In the current study, we used the 3D NMR structure (2mne) to design and synthesize 11 MGB analogues (Table 1) to the lead compound “AIK18-51”. The tail and head positions in the AIK18-51 structure were modified to include either dimethylamine or morpholine moieties at the tail position. These basic cationic groups are important for DNA binding via electrostatic interactions. Furthermore, the pka's of these moieties affect the ionization state of MGB compounds at physiological pH, and this has an implication on their cell permeability and biological activity. Different aromatic rings were used at the head position including phenyl, naphthyl, thiazole and imidazole, in addition to a variety of linkage groups such as amide, alkene, alkyne and thioether (Fig. 2C). These modifications aimed to improve the ligand's lipophilicity, which is important for biological activity. Moreover, the structural modifications were mainly done on the terminal head, tail, and amide linkage positions to maintain the crescent shape of the ligand, which is crucial for DNA minor groove binding. For example, the incorporation of a rigid triple bond (possess a linear geometry) in the centre of the MGB structure disrupts its crescent shape, which is essential for complementing the helical nature of the binding site. Consequently, such structures were excluded during the initial stages of ligand design and hence were not considered for the synthesis.

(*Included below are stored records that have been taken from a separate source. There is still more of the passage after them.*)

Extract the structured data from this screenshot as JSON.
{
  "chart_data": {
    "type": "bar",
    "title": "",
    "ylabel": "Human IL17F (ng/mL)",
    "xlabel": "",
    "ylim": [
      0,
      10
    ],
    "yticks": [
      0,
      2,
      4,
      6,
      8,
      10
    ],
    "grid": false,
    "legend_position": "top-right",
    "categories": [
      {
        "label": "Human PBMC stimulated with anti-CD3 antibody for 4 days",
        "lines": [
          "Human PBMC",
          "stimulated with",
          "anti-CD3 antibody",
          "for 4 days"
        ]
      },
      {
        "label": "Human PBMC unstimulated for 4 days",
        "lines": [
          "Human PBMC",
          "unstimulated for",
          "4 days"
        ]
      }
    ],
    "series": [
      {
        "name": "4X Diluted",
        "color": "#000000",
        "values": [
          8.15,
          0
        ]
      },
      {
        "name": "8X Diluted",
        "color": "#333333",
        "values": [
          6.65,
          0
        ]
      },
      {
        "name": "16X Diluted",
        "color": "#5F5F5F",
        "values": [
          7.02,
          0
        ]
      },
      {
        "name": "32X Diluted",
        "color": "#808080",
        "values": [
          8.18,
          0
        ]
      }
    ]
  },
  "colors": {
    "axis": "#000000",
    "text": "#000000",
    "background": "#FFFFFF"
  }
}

In the present study, we evaluated the antitumor activity of the designed MGB compounds through the NCI screening protocol. The efficacy of the prepared MGBs was also tested against various multidrug resistant bacterial strains through bactericidal, cytopathogenicity, and cytotoxicity assays. The minimum inhibitory concentrations of these agents were also determined. Furthermore, molecular docking, molecular dynamic simulations, DNA melting, and ITC studies were employed to investigate the binding mode/interactions of the most active MGBs with the DNA duplex d(CGACTAGTCG)2. The structural features of MGBs and their relationship to the antibacterial and antitumor activity were also discussed. The findings of this study could be useful for future optimization of MGBs as potential antitumor and antibacterial agents.